El ideal del buen gobierno de Confucio no desapareció con el tiempo. China como cualquier nación se fue adaptando a contextos históricos muy distintos y aquellas ideas de virtud permanecieron en su cultura, especialmente en valorar la educación, la honestidad, el respeto al orden, la disciplina social y la idea de que, quien gobierna, debe demostrar capacidad para conducir a la sociedad y dar los resultados esperados como es la estabilidad y el desarrollo. En la China actual su sistema político esta dirigido por un partido comunista, donde se habla mucho de la legitimidad por desempeño; es decir, el gobierno conserva apoyo porque debe mostrar resultados concretos. El Banco Mundial señala que China logró sacar cerca de 800 millones de personas de la pobreza extrema en las últimas cuatro décadas, un gran logro de la historia reciente.
Podemos decir entonces que de alguna manera aquellas ideas de Confucio no desaparecieron del todo. En la China actual se continúa luchando por un buen gobierno que debe promover orden, estabilidad y resultados. Es un sistema político centralizado, y una economía que, aunque se define oficialmente como socialista de mercado, tiene rasgos capitalistas, por impulsar el desarrollo y el crecimiento. El pensamiento de Confucio hablaba de virtud, sabiduría y moral; hoy se habla de estabilidad, desarrollo, eficiencia, trabajo en equipo y resultados. La visión de Confucio no se perdió sigue presente en los gobernantes y en la sociedad como uno de los pilares mas valiosos en el buen gobierno. De tal manera que, en China el poder político, sí necesita sostener una legitimidad basada en resultados. En la antigua China, esto se vinculaba con la responsabilidad moral del gobernante, en la China contemporánea se expresa con la exigencia de resultados para conservar su legitimidad. Lo que nos lleva a afirmar que el gobierno que no proporciona estabilidad y buenos resultados es el gobierno que la propia sociedad se encarga de desaparecer.

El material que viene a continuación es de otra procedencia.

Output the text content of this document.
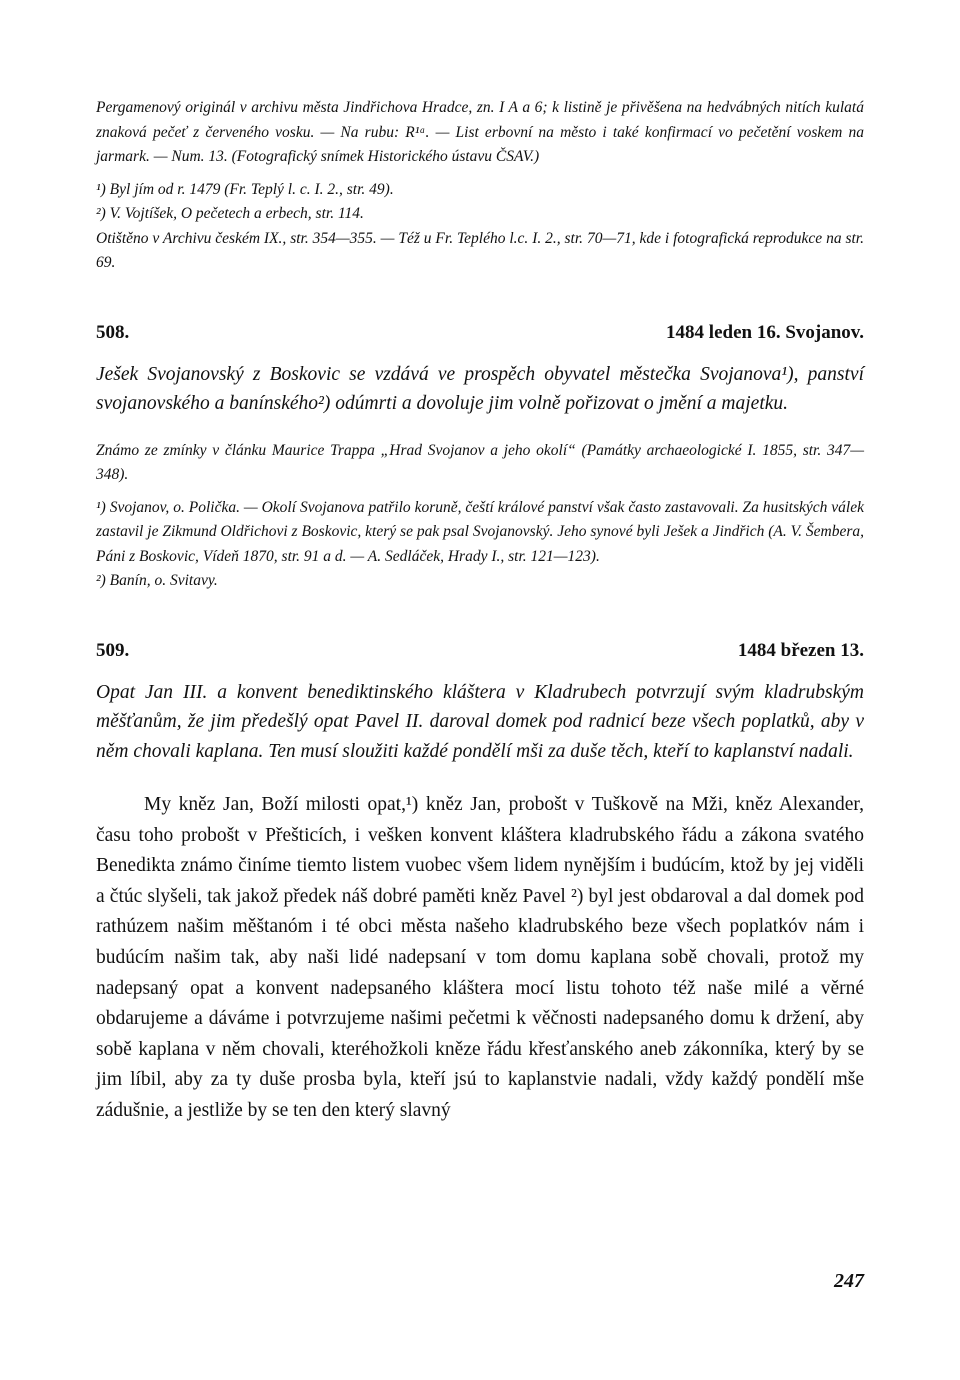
Pergamenový originál v archivu města Jindřichova Hradce, zn. I A a 6; k listině je přivěšena na hedvábných nitích kulatá znaková pečeť z červeného vosku. — Na rubu: R¹ᵃ. — List erbovní na město i také konfirmací vo pečetění voskem na jarmark. — Num. 13. (Fotografický snímek Historického ústavu ČSAV.)

¹) Byl jím od r. 1479 (Fr. Teplý l. c. I. 2., str. 49).

²) V. Vojtíšek, O pečetech a erbech, str. 114.

Otištěno v Archivu českém IX., str. 354—355. — Též u Fr. Teplého l.c. I. 2., str. 70—71, kde i fotografická reprodukce na str. 69.

508.	1484 leden 16. Svojanov.

Ješek Svojanovský z Boskovic se vzdává ve prospěch obyvatel městečka Svojanova¹), panství svojanovského a banínského²) odúmrti a dovoluje jim volně pořizovat o jmění a majetku.

Známo ze zmínky v článku Maurice Trappa „Hrad Svojanov a jeho okolí“ (Památky archaeologické I. 1855, str. 347—348).

¹) Svojanov, o. Polička. — Okolí Svojanova patřilo koruně, čeští králové panství však často zastavovali. Za husitských válek zastavil je Zikmund Oldřichovi z Boskovic, který se pak psal Svojanovský. Jeho synové byli Ješek a Jindřich (A. V. Šembera, Páni z Boskovic, Vídeň 1870, str. 91 a d. — A. Sedláček, Hrady I., str. 121—123).

²) Banín, o. Svitavy.

509.	1484 březen 13.

Opat Jan III. a konvent benediktinského kláštera v Kladrubech potvrzují svým kladrubským měšťanům, že jim předešlý opat Pavel II. daroval domek pod radnicí beze všech poplatků, aby v něm chovali kaplana. Ten musí sloužiti každé pondělí mši za duše těch, kteří to kaplanství nadali.

My kněz Jan, Boží milosti opat,¹) kněz Jan, probošt v Tuškově na Mži, kněz Alexander, času toho probošt v Přešticích, i vešken konvent kláštera kladrubského řádu a zákona svatého Benedikta známo činíme tiemto listem vuobec všem lidem nynějším i budúcím, ktož by jej viděli a čtúc slyšeli, tak jakož předek náš dobré paměti kněz Pavel ²) byl jest obdaroval a dal domek pod rathúzem našim měštanóm i té obci města našeho kladrubského beze všech poplatkóv nám i budúcím našim tak, aby naši lidé nadepsaní v tom domu kaplana sobě chovali, protož my nadepsaný opat a konvent nadepsaného kláštera mocí listu tohoto též naše milé a věrné obdarujeme a dáváme i potvrzujeme našimi pečetmi k věčnosti nadepsaného domu k držení, aby sobě kaplana v něm chovali, kteréhožkoli kněze řádu křesťanského aneb zákonníka, který by se jim líbil, aby za ty duše prosba byla, kteří jsú to kaplanstvie nadali, vždy každý pondělí mše zádušnie, a jestliže by se ten den který slavný

247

Finalmente, lo admirable de todo esto es recordar aquella frase atribuida al Dalái Lama, cuando al preguntarle cuál era la mejor religión, respondió: “aquella que te hace ser mejor persona”. Aplicado a nuestra realidad, nos permite comprender que los principios religiosos más allá de sus diferencias son relevantes cuando son capaces de formar seres humanos con mayor conciencia, responsabilidad, y sabiduría, y con ello civilizaciones más fuertes y prosperas.